5/27/2005 06:20:00 AM  
Blogger DaveK said...

Some time back, the cynic in me wondered if there was a hidden agenda in the current US fiscal policy, letting the dollar fall precipitously against the Euro. It started around the time of the grand disagreements between the USA and the French/German/Old Europe coalition, over the beginnings of the current war in Iraq.

Living here in Europe, as an American, the dollar's fall has been painful, but not particularly devistating. However, for the Europeans, I'm wondering if it has been the other way around.... devistating, but not particularly painful.

Perhaps Bush was smarter (and more vindictive) than a lot of folks would give him credit for. He knew the US Economy was strong enough to withstand a weak dollar, and that it would actually be beneficial to us in the long run. However for the Europeans, the strong Euro brought short-term increases in buying power, but mostly for foreign (ex-europe) goods. Local economies suffered, factories have closed, jobs were lost, and few new jobs were created. In the end, it has hit the European economies hard. And now they get to pay the piper.

The governments that took so much pride in opposing the Americans are likely to fall, and Bush will be able to go to their replacements with quiet diplomacy, and quiet financial aid in the form of a stronger dollar (and thus a weaker euro).

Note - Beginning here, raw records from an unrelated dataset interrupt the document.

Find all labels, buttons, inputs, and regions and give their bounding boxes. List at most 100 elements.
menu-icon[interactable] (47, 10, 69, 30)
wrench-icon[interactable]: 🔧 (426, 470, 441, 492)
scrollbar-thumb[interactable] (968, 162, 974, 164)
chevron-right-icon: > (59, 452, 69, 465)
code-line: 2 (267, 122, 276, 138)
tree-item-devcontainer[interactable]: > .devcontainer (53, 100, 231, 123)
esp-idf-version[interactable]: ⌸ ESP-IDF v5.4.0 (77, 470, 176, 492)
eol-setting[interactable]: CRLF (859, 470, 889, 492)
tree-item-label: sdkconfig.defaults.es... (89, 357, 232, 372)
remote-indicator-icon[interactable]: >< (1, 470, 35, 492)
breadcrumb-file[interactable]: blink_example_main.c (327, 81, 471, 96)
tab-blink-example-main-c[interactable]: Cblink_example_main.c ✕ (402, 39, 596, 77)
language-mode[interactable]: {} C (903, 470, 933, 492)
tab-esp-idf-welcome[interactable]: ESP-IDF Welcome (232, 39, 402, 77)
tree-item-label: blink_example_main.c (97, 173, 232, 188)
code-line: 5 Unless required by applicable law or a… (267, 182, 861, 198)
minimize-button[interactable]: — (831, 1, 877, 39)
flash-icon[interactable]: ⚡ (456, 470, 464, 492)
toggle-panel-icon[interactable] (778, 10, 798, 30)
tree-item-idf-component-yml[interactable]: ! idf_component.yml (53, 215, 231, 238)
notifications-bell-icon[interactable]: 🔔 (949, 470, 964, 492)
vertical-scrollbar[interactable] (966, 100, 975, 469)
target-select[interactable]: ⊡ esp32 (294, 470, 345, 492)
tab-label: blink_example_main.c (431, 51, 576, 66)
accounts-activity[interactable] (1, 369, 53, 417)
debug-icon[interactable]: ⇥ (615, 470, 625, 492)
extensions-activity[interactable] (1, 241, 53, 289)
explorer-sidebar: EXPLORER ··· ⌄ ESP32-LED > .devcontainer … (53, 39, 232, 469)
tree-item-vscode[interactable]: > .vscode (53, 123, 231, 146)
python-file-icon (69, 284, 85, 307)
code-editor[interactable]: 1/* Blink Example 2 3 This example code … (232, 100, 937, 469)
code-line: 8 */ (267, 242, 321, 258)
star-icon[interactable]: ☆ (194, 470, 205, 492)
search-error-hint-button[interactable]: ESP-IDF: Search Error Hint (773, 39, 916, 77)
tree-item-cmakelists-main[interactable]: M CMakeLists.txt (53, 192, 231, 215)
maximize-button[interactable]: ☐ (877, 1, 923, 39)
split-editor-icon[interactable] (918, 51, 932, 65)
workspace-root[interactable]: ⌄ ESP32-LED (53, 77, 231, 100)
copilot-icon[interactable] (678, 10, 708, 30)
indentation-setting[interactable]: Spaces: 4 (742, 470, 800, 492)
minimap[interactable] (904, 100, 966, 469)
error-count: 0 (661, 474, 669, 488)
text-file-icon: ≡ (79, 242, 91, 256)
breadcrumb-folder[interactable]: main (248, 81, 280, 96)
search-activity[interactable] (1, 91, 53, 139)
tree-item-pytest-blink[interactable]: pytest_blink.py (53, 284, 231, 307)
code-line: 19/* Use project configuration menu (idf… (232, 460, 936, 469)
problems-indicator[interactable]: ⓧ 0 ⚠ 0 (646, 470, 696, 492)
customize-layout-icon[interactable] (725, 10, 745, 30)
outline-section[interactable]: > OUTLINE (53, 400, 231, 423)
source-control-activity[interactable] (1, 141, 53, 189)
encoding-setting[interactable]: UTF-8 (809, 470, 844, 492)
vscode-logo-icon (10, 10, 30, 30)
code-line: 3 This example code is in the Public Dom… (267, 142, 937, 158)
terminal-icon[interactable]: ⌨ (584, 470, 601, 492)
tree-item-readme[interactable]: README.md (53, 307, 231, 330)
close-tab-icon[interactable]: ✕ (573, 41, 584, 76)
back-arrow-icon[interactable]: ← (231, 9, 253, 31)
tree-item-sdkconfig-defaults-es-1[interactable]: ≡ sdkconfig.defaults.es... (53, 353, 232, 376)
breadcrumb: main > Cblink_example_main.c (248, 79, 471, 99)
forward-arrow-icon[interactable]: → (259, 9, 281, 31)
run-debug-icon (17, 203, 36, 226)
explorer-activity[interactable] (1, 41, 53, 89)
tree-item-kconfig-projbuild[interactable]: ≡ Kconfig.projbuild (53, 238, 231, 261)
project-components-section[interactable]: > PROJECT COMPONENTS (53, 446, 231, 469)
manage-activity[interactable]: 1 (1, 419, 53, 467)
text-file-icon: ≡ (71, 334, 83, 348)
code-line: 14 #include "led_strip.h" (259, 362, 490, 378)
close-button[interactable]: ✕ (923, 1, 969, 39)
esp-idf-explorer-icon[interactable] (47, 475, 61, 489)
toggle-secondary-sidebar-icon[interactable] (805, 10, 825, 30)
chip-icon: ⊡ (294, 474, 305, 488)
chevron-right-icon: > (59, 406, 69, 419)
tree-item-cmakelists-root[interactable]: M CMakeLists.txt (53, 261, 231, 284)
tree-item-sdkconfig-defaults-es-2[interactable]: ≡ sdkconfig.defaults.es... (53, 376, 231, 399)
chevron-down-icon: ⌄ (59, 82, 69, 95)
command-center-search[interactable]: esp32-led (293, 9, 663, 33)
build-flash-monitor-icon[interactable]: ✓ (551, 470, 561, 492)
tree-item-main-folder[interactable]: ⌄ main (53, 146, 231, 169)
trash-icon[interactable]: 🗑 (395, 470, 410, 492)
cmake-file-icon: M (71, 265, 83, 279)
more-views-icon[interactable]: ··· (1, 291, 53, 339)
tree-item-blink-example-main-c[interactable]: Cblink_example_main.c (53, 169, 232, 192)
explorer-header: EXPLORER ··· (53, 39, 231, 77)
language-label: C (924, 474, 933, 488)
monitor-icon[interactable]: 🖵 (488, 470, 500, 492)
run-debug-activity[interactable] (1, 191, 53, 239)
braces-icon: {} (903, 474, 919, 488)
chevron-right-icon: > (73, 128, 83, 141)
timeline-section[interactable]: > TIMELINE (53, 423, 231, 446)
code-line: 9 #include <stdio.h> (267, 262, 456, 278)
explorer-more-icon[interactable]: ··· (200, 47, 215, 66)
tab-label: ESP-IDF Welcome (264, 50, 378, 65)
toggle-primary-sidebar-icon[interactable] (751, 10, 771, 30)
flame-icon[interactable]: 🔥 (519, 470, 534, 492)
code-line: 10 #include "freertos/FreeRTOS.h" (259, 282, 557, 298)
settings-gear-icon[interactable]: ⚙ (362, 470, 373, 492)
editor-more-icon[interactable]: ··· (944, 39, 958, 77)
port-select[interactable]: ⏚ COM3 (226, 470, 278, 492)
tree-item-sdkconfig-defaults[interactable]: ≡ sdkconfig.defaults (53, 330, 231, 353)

And only Chirac and Schroeder will realize that the "Cowboy" has ripped their hearts out for the treacherous backstabbing that our European "friends" undertook.

Or maybe W isn't really that vindictive, and this is all just a cynical dream that I've had... but the pieces just keep falling into place!

Just my $.02

5/27/2005 06:21:00 AM  
Blogger Good Captain said...

I am probably in the other camp as far as the Dollar's falling is concerned because much of the $'s value is tied to monetary policy and general macroeconomic conditions largely outside the direct control of the President. Remember, our federal interest rates have only now begun creeping back to more "normal" levels from historic (or near historic) lows which had been falling in response to a slowing econony even prioir to 9 - 11.

5/27/2005 08:59:00 AM  
Blogger desert rat said...

Reagan and his cohorsts, helped by the dasterdly Saudis, busted the Soviets with economic power. Low oil prices chopped Gorby and the Politbureau off at the knees. France and Germany can only swim against the American tide for so long before they tire and drown. The fat is in the fire for Chirac as well as Schroeder.